PepsiCo, Inc.: PepsiCo, Inc.: Sources & References
- PepsiCo FY2025 Form 10-K (2026) [sec_filing]
- PepsiCo FY2025 earnings release (2026) [annual_report]
- Britannica PepsiCo history (2026) [credible_public_reporting]
- PepsiCo annual reports and proxy information [annual_report]
- PepsiCo SEC filings [annual_report]
- pepsico.com source [source_url]
- https://www.sec.gov/Archives/edgar/data/77476/000007747626000007/pep-20251227.
- https://investors.pepsico.com/docs/pepsico-5v9wci20/media/Files/investors/q4-2025-earnings-release.

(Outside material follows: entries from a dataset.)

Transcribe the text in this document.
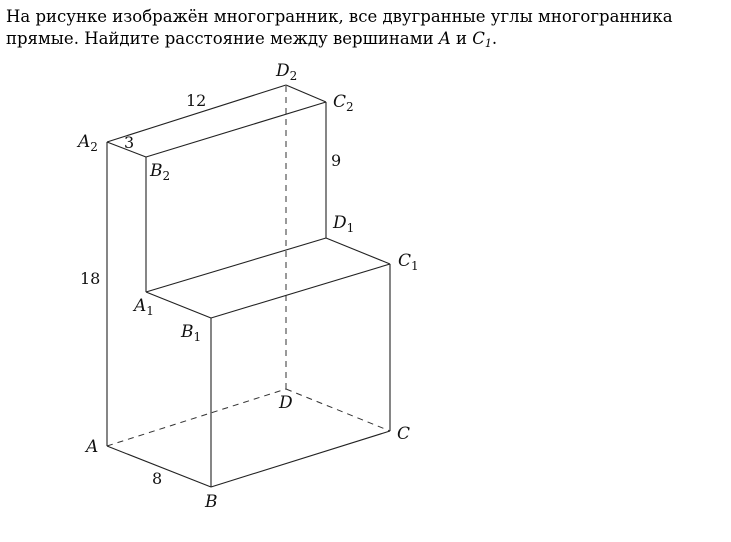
На рисунке изображён многогранник, все двугранные углы многогранника
прямые. Найдите расстояние между вершинами A и $C_1$.
$D_2$
$C_2$
$A_2$
$B_2$
$D_1$
$C_1$
$A_1$
$B_1$
D
C
A
B
12
3
9
18
8
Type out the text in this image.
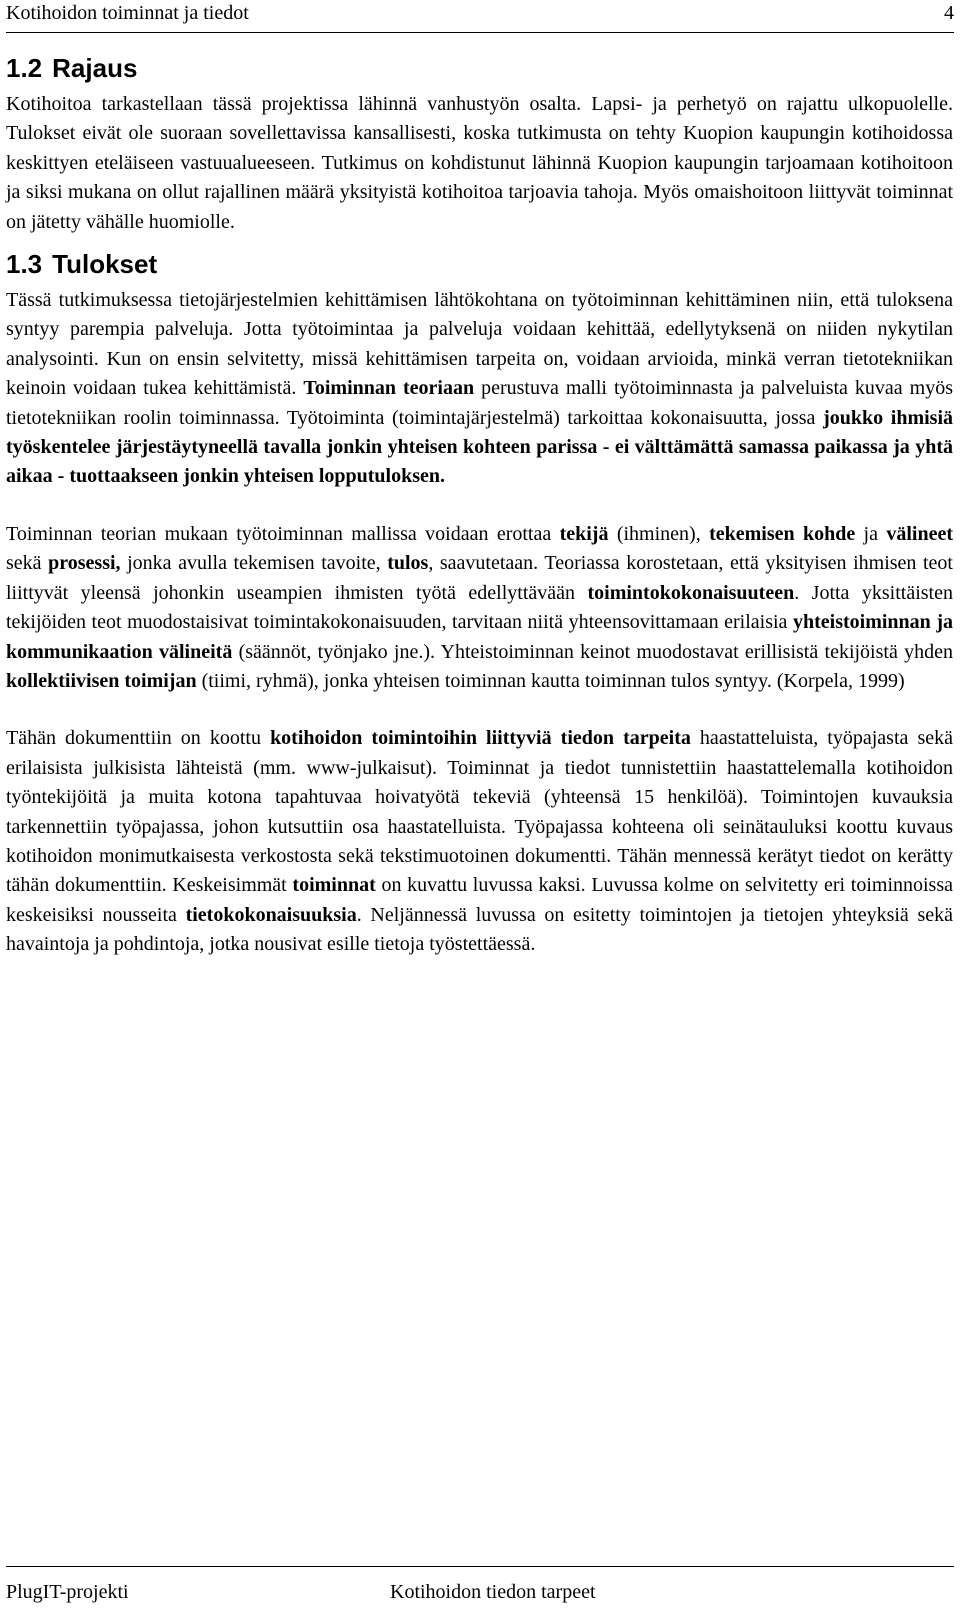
Kotihoidon toiminnat ja tiedot	4
1.2 Rajaus

Kotihoitoa tarkastellaan tässä projektissa lähinnä vanhustyön osalta. Lapsi- ja perhetyö on rajattu ulkopuolelle. Tulokset eivät ole suoraan sovellettavissa kansallisesti, koska tutkimusta on tehty Kuopion kaupungin kotihoidossa keskittyen eteläiseen vastuualueeseen. Tutkimus on kohdistunut lähinnä Kuopion kaupungin tarjoamaan kotihoitoon ja siksi mukana on ollut rajallinen määrä yksityistä kotihoitoa tarjoavia tahoja. Myös omaishoitoon liittyvät toiminnat on jätetty vähälle huomiolle.

1.3 Tulokset

Tässä tutkimuksessa tietojärjestelmien kehittämisen lähtökohtana on työtoiminnan kehittäminen niin, että tuloksena syntyy parempia palveluja. Jotta työtoimintaa ja palveluja voidaan kehittää, edellytyksenä on niiden nykytilan analysointi. Kun on ensin selvitetty, missä kehittämisen tarpeita on, voidaan arvioida, minkä verran tietotekniikan keinoin voidaan tukea kehittämistä. Toiminnan teoriaan perustuva malli työtoiminnasta ja palveluista kuvaa myös tietotekniikan roolin toiminnassa. Työtoiminta (toimintajärjestelmä) tarkoittaa kokonaisuutta, jossa joukko ihmisiä työskentelee järjestäytyneellä tavalla jonkin yhteisen kohteen parissa - ei välttämättä samassa paikassa ja yhtä aikaa - tuottaakseen jonkin yhteisen lopputuloksen.

Toiminnan teorian mukaan työtoiminnan mallissa voidaan erottaa tekijä (ihminen), tekemisen kohde ja välineet sekä prosessi, jonka avulla tekemisen tavoite, tulos, saavutetaan. Teoriassa korostetaan, että yksityisen ihmisen teot liittyvät yleensä johonkin useampien ihmisten työtä edellyttävään toimintokokonaisuuteen. Jotta yksittäisten tekijöiden teot muodostaisivat toimintakokonaisuuden, tarvitaan niitä yhteensovittamaan erilaisia yhteistoiminnan ja kommunikaation välineitä (säännöt, työnjako jne.). Yhteistoiminnan keinot muodostavat erillisistä tekijöistä yhden kollektiivisen toimijan (tiimi, ryhmä), jonka yhteisen toiminnan kautta toiminnan tulos syntyy. (Korpela, 1999)

Tähän dokumenttiin on koottu kotihoidon toimintoihin liittyviä tiedon tarpeita haastatteluista, työpajasta sekä erilaisista julkisista lähteistä (mm. www-julkaisut). Toiminnat ja tiedot tunnistettiin haastattelemalla kotihoidon työntekijöitä ja muita kotona tapahtuvaa hoivatyötä tekeviä (yhteensä 15 henkilöä). Toimintojen kuvauksia tarkennettiin työpajassa, johon kutsuttiin osa haastatelluista. Työpajassa kohteena oli seinätauluksi koottu kuvaus kotihoidon monimutkaisesta verkostosta sekä tekstimuotoinen dokumentti. Tähän mennessä kerätyt tiedot on kerätty tähän dokumenttiin. Keskeisimmät toiminnat on kuvattu luvussa kaksi. Luvussa kolme on selvitetty eri toiminnoissa keskeisiksi nousseita tietokokonaisuuksia. Neljännessä luvussa on esitetty toimintojen ja tietojen yhteyksiä sekä havaintoja ja pohdintoja, jotka nousivat esille tietoja työstettäessä.

PlugIT-projekti	Kotihoidon tiedon tarpeet
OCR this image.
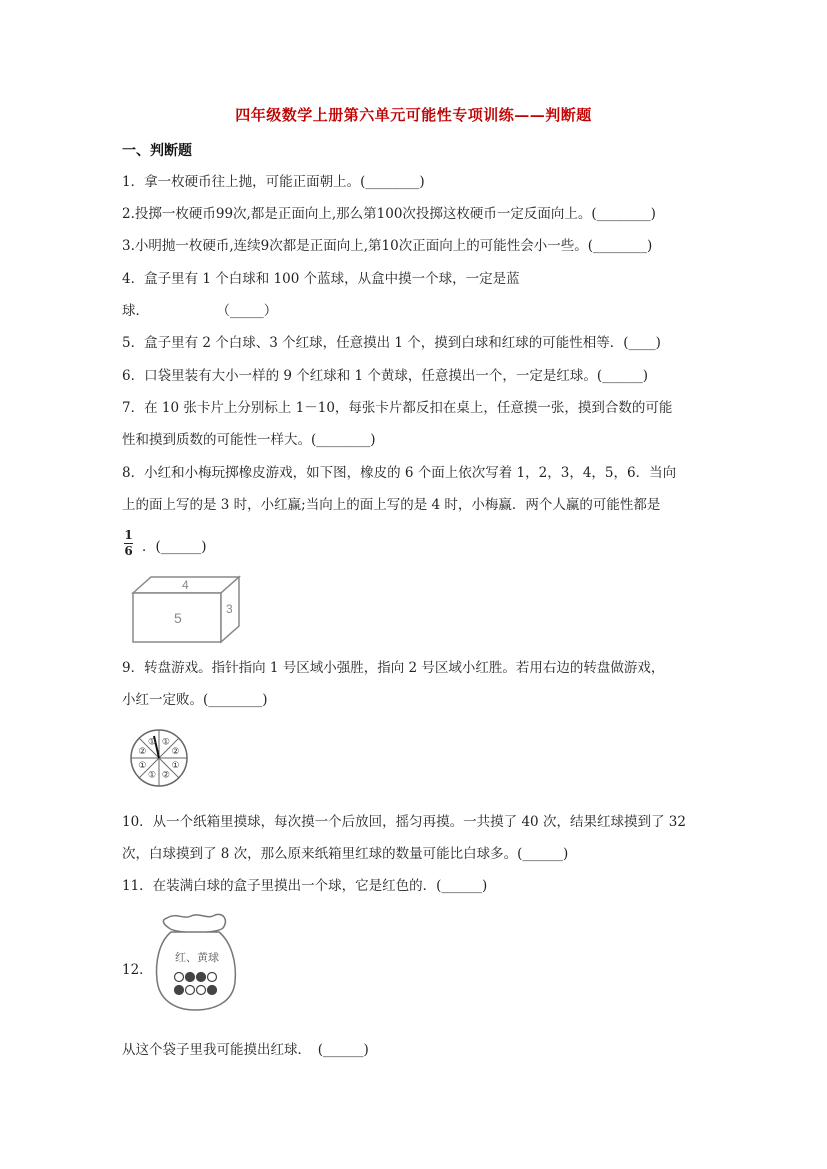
四年级数学上册第六单元可能性专项训练——判断题
一、判断题
1．拿一枚硬币往上抛，可能正面朝上。(________)
2.投掷一枚硬币99次,都是正面向上,那么第100次投掷这枚硬币一定反面向上。(________)
3.小明抛一枚硬币,连续9次都是正面向上,第10次正面向上的可能性会小一些。(________)
4．盒子里有 1 个白球和 100 个蓝球，从盒中摸一个球，一定是蓝
球．　　　　　　（_____）
5．盒子里有 2 个白球、3 个红球，任意摸出 1 个，摸到白球和红球的可能性相等．(____)
6．口袋里装有大小一样的 9 个红球和 1 个黄球，任意摸出一个，一定是红球。(______)
7．在 10 张卡片上分别标上 1－10，每张卡片都反扣在桌上，任意摸一张，摸到合数的可能
性和摸到质数的可能性一样大。(________)
8．小红和小梅玩掷橡皮游戏，如下图，橡皮的 6 个面上依次写着 1，2，3，4，5，6．当向
上的面上写的是 3 时，小红赢;当向上的面上写的是 4 时，小梅赢．两个人赢的可能性都是
1
6 ．(______)
4
5
3
9．转盘游戏。指针指向 1 号区域小强胜，指向 2 号区域小红胜。若用右边的转盘做游戏，
小红一定败。(________)
①
②
①
②
①
①
②
①
10．从一个纸箱里摸球，每次摸一个后放回，摇匀再摸。一共摸了 40 次，结果红球摸到了 32
次，白球摸到了 8 次，那么原来纸箱里红球的数量可能比白球多。(______)
11．在装满白球的盒子里摸出一个球，它是红色的．(______)
12．
红、黄球
从这个袋子里我可能摸出红球．　(______)
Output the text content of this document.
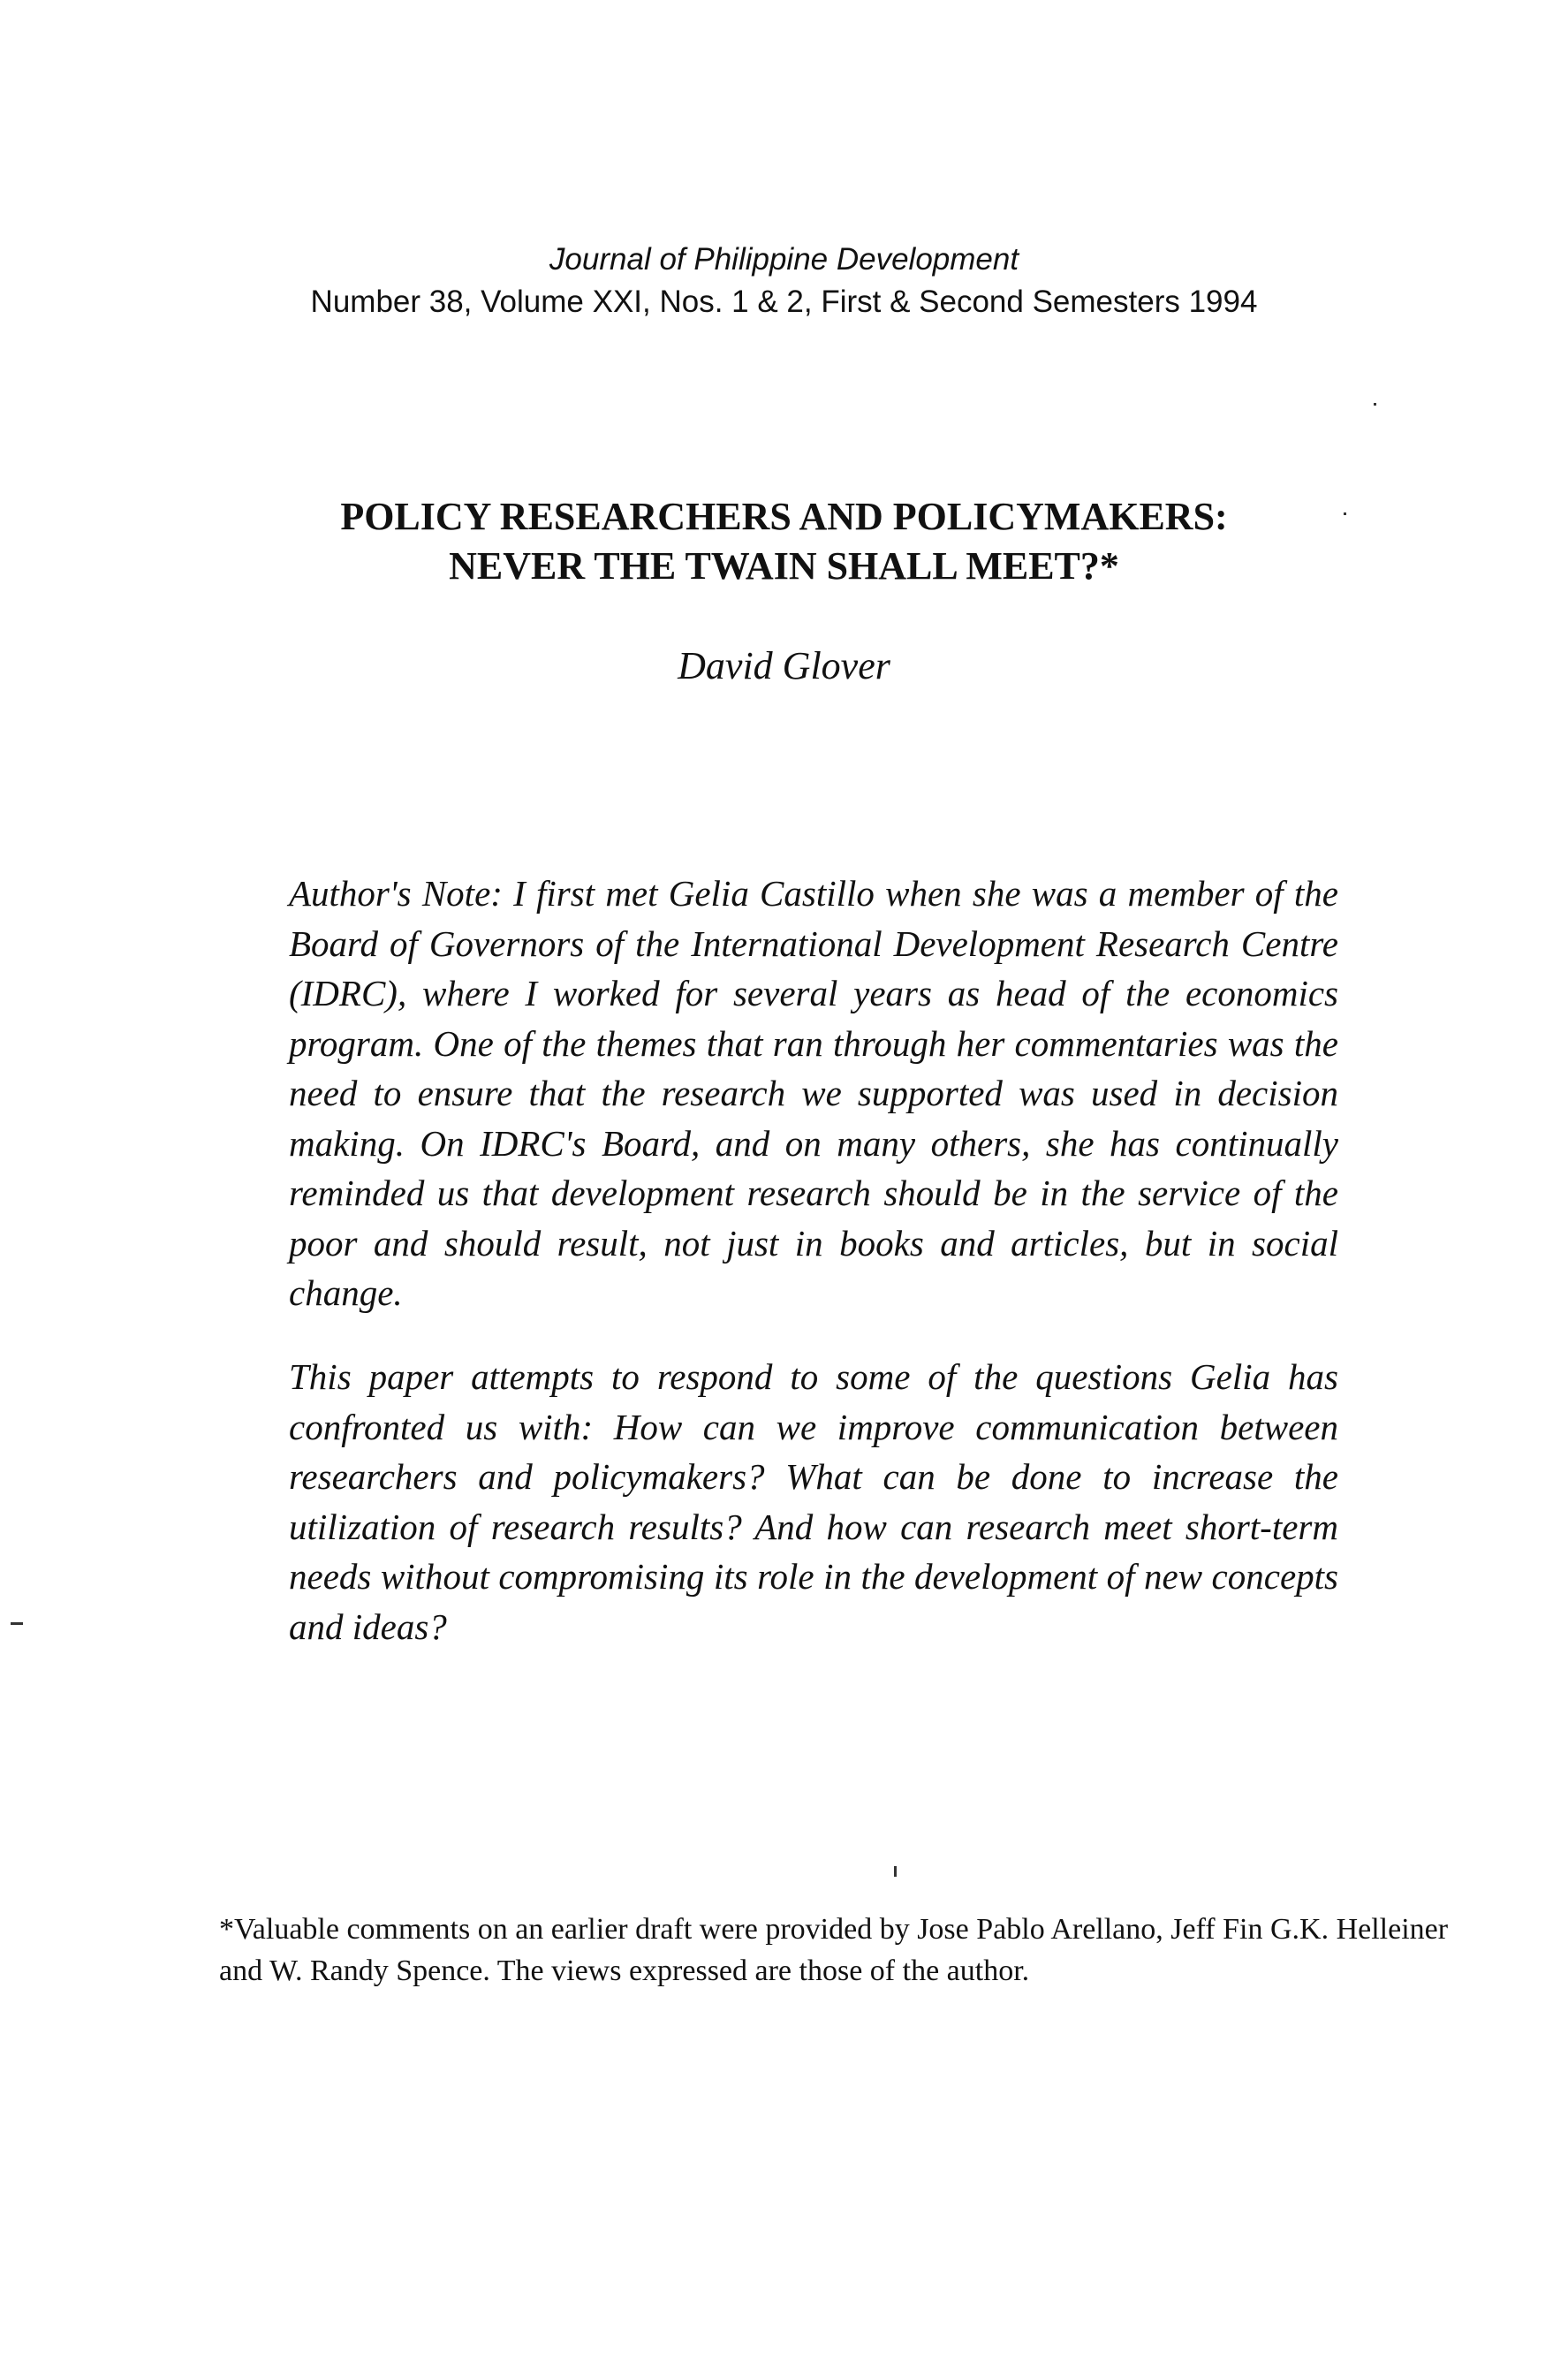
Journal of Philippine Development
Number 38, Volume XXI, Nos. 1 & 2, First & Second Semesters 1994
POLICY RESEARCHERS AND POLICYMAKERS:
NEVER THE TWAIN SHALL MEET?*
David Glover

Author's Note: I first met Gelia Castillo when she was a member of the Board of Governors of the International Development Research Centre (IDRC), where I worked for several years as head of the economics program. One of the themes that ran through her commentaries was the need to ensure that the research we supported was used in decision making. On IDRC's Board, and on many others, she has continually reminded us that development research should be in the service of the poor and should result, not just in books and articles, but in social change.

This paper attempts to respond to some of the questions Gelia has confronted us with: How can we improve communication between researchers and policymakers? What can be done to increase the utilization of research results? And how can research meet short-term needs without compromising its role in the development of new concepts and ideas?

*Valuable comments on an earlier draft were provided by Jose Pablo Arellano, Jeff Fin G.K. Helleiner and W. Randy Spence. The views expressed are those of the author.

- https://www.pepsico.com/newsroom/press-releases/2018/pepsico-completes-acquisition-of-sodastream-international-ltd
- https://www.pepsico.com/newsroom/press-releases/2010/pepsico-confirms-completion-of-mergers-with-its-two-largest-bottlers
- https://www.britannica.
- https://www.pepsico.
- https://data.sec.gov/api/xbrl/companyfacts/CIK0000077476.
Bottom Line
PepsiCo, Inc. Is a stable Food and beverages with $93.9B in annual revenue as of 2025. PepsiCo's advantage is its snacks-and-beverages portfolio, Frito-Lay scale, distribution reach, brand portfolio, and retailer relationships. The primary risk: The main exposures are commodity inflation, health regulation, private-label competition, currency movements, and changing consumer preferences.